Subject to the provisions hereinbefore contained, no finding, sentence or order passed by a Court of competent jurisdiction shall be reversed or altered under Chapter XXV11 or on appeal revision on account,-

(a) of any error, omission or irregularity in the complaint, summons, warrant, proclamation order, judgment or other proceedings before or during trial or is any inquiry or other proceedings under this Code; or

(b) of any error, omission or irregularity in the charge, including any misjoinder of charge,

Unless such error, omission or irregularity has in fact occasioned a failure of justice.

Explanation.--In determining whether any error, omission or irregularity in any proceeding under this Code has occasioned a failure of justice, the Court shall have regard to the fact whether the objection could and should have been raised at an earlier stage in the proceedings.

5. In view of the provisions of Section 537, any error, omission or irregularity in the trial of a case would not vitiate the proceedings unless such error, omission or irregularity had occasioned failure of justice.

Although a Sessions Judge may not entertain a case exclusively triable by it unless it had been committed to it by a Magistrate in terms of Section 205D of the Code, yet the lapse, would not vitiate the proceedings unless failure of justice was demonstrated by the accused.

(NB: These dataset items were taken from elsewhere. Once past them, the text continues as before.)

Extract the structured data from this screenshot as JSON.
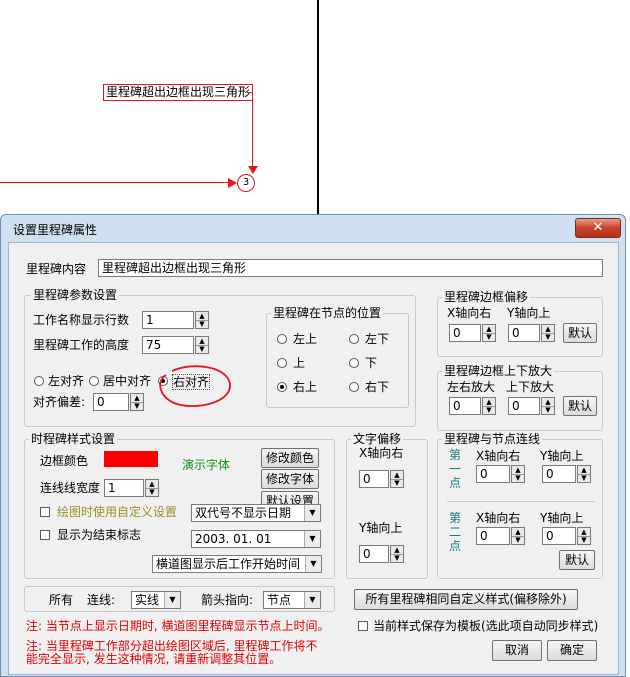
{
  "canvas": {
    "milestone_label": "里程碑超出边框出现三角形",
    "node_number": "3"
  },
  "dialog": {
    "title": "设置里程碑属性",
    "close_glyph": "✕",
    "milestone_content_label": "里程碑内容",
    "milestone_content_value": "里程碑超出边框出现三角形",
    "params": {
      "title": "里程碑参数设置",
      "rows_label": "工作名称显示行数",
      "rows_value": "1",
      "height_label": "里程碑工作的高度",
      "height_value": "75",
      "align_left": "左对齐",
      "align_center": "居中对齐",
      "align_right": "右对齐",
      "align_offset_label": "对齐偏差:",
      "align_offset_value": "0"
    },
    "position": {
      "title": "里程碑在节点的位置",
      "top_left": "左上",
      "bottom_left": "左下",
      "top": "上",
      "bottom": "下",
      "top_right": "右上",
      "bottom_right": "右下"
    },
    "border_offset": {
      "title": "里程碑边框偏移",
      "x_label": "X轴向右",
      "y_label": "Y轴向上",
      "x_value": "0",
      "y_value": "0",
      "default_btn": "默认"
    },
    "border_zoom": {
      "title": "里程碑边框上下放大",
      "lr_label": "左右放大",
      "ud_label": "上下放大",
      "lr_value": "0",
      "ud_value": "0",
      "default_btn": "默认"
    },
    "style": {
      "title": "时程碑样式设置",
      "border_color_label": "边框颜色",
      "border_color": "#ff0000",
      "demo_font": "演示字体",
      "change_color_btn": "修改颜色",
      "change_font_btn": "修改字体",
      "default_btn": "默认设置",
      "line_width_label": "连线线宽度",
      "line_width_value": "1",
      "custom_setting_label": "绘图时使用自定义设置",
      "date_format_select": "双代号不显示日期",
      "end_marker_label": "显示为结束标志",
      "date_value": "2003. 01. 01",
      "time_display_select": "横道图显示后工作开始时间"
    },
    "text_offset": {
      "title": "文字偏移",
      "x_label": "X轴向右",
      "x_value": "0",
      "y_label": "Y轴向上",
      "y_value": "0"
    },
    "node_link": {
      "title": "里程碑与节点连线",
      "first_point": "第一点",
      "second_point": "第二点",
      "x_label": "X轴向右",
      "y_label": "Y轴向上",
      "p1_x": "0",
      "p1_y": "0",
      "p2_x": "0",
      "p2_y": "0",
      "default_btn": "默认"
    },
    "bottom_bar": {
      "all_label": "所有",
      "line_label": "连线:",
      "line_select": "实线",
      "arrow_label": "箭头指向:",
      "arrow_select": "节点"
    },
    "apply_all_btn": "所有里程碑相同自定义样式(偏移除外)",
    "save_template_label": "当前样式保存为模板(选此项自动同步样式)",
    "note1": "注: 当节点上显示日期时, 横道图里程碑显示节点上时间。",
    "note2_line1": "注: 当里程碑工作部分超出绘图区域后, 里程碑工作将不",
    "note2_line2": "能完全显示, 发生这种情况, 请重新调整其位置。",
    "cancel_btn": "取消",
    "ok_btn": "确定"
  }
}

6. In the present case, the accused had not at any stage of the trial, objected to the trial of the case or to the lack of jurisdiction of the Court to try the case in the absence of the committal order, yet the learned Sessions Judge, on his own, had observed that the proceedings of the trial would stand vitiated. He had done so, without recording any finding that the error had occasioned failure of justice. No such finding could have even otherwise been recorded because neither was any such objection taken by the accused nor was there any material on records on the basis whereof such a finding of any prejudice to the accused could have been recorded.

7. The order of Learned Sessions Judge thus becomes unsustainable.

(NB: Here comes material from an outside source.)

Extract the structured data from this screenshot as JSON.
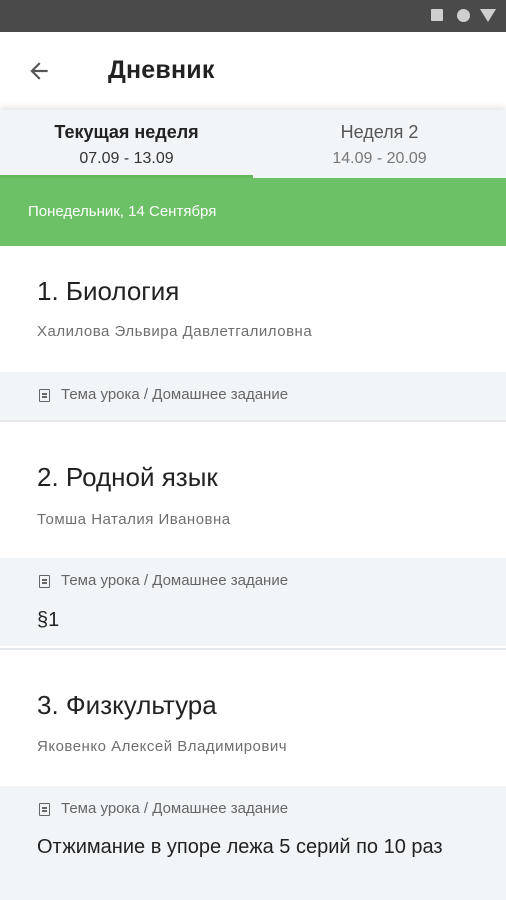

8. I am supported in taking this view by a judgment of Hon'ble Supreme Court of India in State of M.P v. Bhooraji : 2001CriLJ4228 , where their Lordships had held as follows:

20. The question considered in that decision was whether an investigation conducted by a police officer, who is not competent to do it, vitiated the entire trial held on the basis of the report of such investigation. Their Lordships held that a defect or illegality in investigation, however serious, has no direct bearing on the competence or procedure relating to cognizance or trial. The observations extracted above were therefore meant to apply to the said context and it is obviously not meant for holding that a court of competent jurisdiction otherwise would cease to be so for the simple reason that the case was not committed to it....

21. The expression 'a court of competent jurisdiction' envisaged in Section 465 is to denote a validly constituted court conferred with jurisdiction to try the offence of offences. Such a court will not get denuded of its competence to try the case on account of any procedural lapse and the competence would remain unaffected by the non-compliance of the procedural requirement. The inability to take cognizance of an offence without a committal order does not mean that a duly constituted court became an incompetent court for all purposes. If objection was raised in that court at the earliest occasion on the ground that the case should have been committed by a magistrate, the same specified court has to exercise a jurisdiction either for sending the records to a magistrate for adopting committal proceedings or return the police report to the Public Prosecutor or the police for presentation before the magistrate. Even this could be done only because the court has competence to deal with the case. Sometimes that court may have to hear arguments to decide that preliminary issue. Hence the argument advanced by the learned Counsel on the strength of the aforesaid decisions is of no avail.

9. For all what has been said above, the reference made by learned Sessions Judge, turns out to be misconceived. It is, accordingly, rejected.

10. Learned Sessions Judge is directed to conclude the trial of the case expeditiously, in accordance with law. Registrar Judicial to send back the trial court's records forthwith.